Barack Hussein Obama II, born August 4, 1961, is the 44th and current President of the United States. He is the first African American to hold the office not once, but twice.
Born in Honolulu, Hawaii, Obama is a graduate of Columbia University and Harvard Law School, where he was president of the Harvard Law Review. He was a community organizer in Chicago before earning his law degree. He worked as a civil rights attorney in Chicago and taught constitutional law at the University of Chicago Law School from 1992 to 2004. He served three terms representing the 13th District in the Illinois Senate from 1997 to 2004, running unsuccessfully for the United States House of Representatives in 2000.
Several events brought Obama to national attention during his campaign to represent the State of Illinois in the United States Senate in 2004, including his victory in the March 2004 Illinois Democratic primary and his keynote address at the Democratic National Convention in July 2004. He won the Senate election in November 2004, serving until his resignation following his 2008 presidential election victory. His presidential campaign began in February 2007, and after a close campaign in the 2008 Democratic Party presidential primaries against Hillary Rodham Clinton, he won his party’s nomination. In the 2008 presidential election, he defeated Republican nominee John McCain, and was inaugurated as president on January 20, 2009. Nine months later, Obama was named the 2009 Nobel Peace Prize laureate. In April 2011, he announced that he would be running for re-election in 2012.

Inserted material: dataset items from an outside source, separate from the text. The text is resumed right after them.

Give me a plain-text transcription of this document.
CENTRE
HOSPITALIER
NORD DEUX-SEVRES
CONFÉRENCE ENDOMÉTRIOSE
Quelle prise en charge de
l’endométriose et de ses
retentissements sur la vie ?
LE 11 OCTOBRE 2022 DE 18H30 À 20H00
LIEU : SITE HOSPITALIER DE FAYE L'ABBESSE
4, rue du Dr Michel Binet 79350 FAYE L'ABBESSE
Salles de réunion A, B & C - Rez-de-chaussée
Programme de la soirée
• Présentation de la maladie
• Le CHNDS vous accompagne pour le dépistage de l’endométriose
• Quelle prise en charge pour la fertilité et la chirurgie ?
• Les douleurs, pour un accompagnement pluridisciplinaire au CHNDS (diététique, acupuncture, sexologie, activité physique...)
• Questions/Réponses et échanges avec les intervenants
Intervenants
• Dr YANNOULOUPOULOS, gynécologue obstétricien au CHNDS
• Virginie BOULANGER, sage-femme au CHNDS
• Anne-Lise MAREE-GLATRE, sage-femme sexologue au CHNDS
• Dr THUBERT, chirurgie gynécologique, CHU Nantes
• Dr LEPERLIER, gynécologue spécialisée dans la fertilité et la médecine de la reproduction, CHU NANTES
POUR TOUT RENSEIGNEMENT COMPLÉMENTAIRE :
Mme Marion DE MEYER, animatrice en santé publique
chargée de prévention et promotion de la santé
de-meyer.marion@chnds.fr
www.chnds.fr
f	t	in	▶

As president, Obama signed economic stimulus legislation in the form of the American Recovery and Reinvestment Act of 2009 and the Tax Relief, Unemployment Insurance Reauthorization, and Job Creation Act of 2010 in response to the 2007–2009 recession in the United States. Other major domestic policy initiatives include the Patient Protection and Affordable Care Act, the Dodd–Frank Wall Street Reform and Consumer Protection Act, the Don’t Ask, Don’t Tell Repeal Act of 2010, and the Budget Control Act of 2011. In foreign policy, Obama ended US military involvement in the Iraq War, increased troop levels in Afghanistan, signed the New START arms control treaty with Russia, ordered U.S. military involvement in Libya, and ordered the military operation that resulted in the death of Osama bin Laden. In May 2012, he became the first sitting U.S. president to publicly support legalizing same-sex marriage.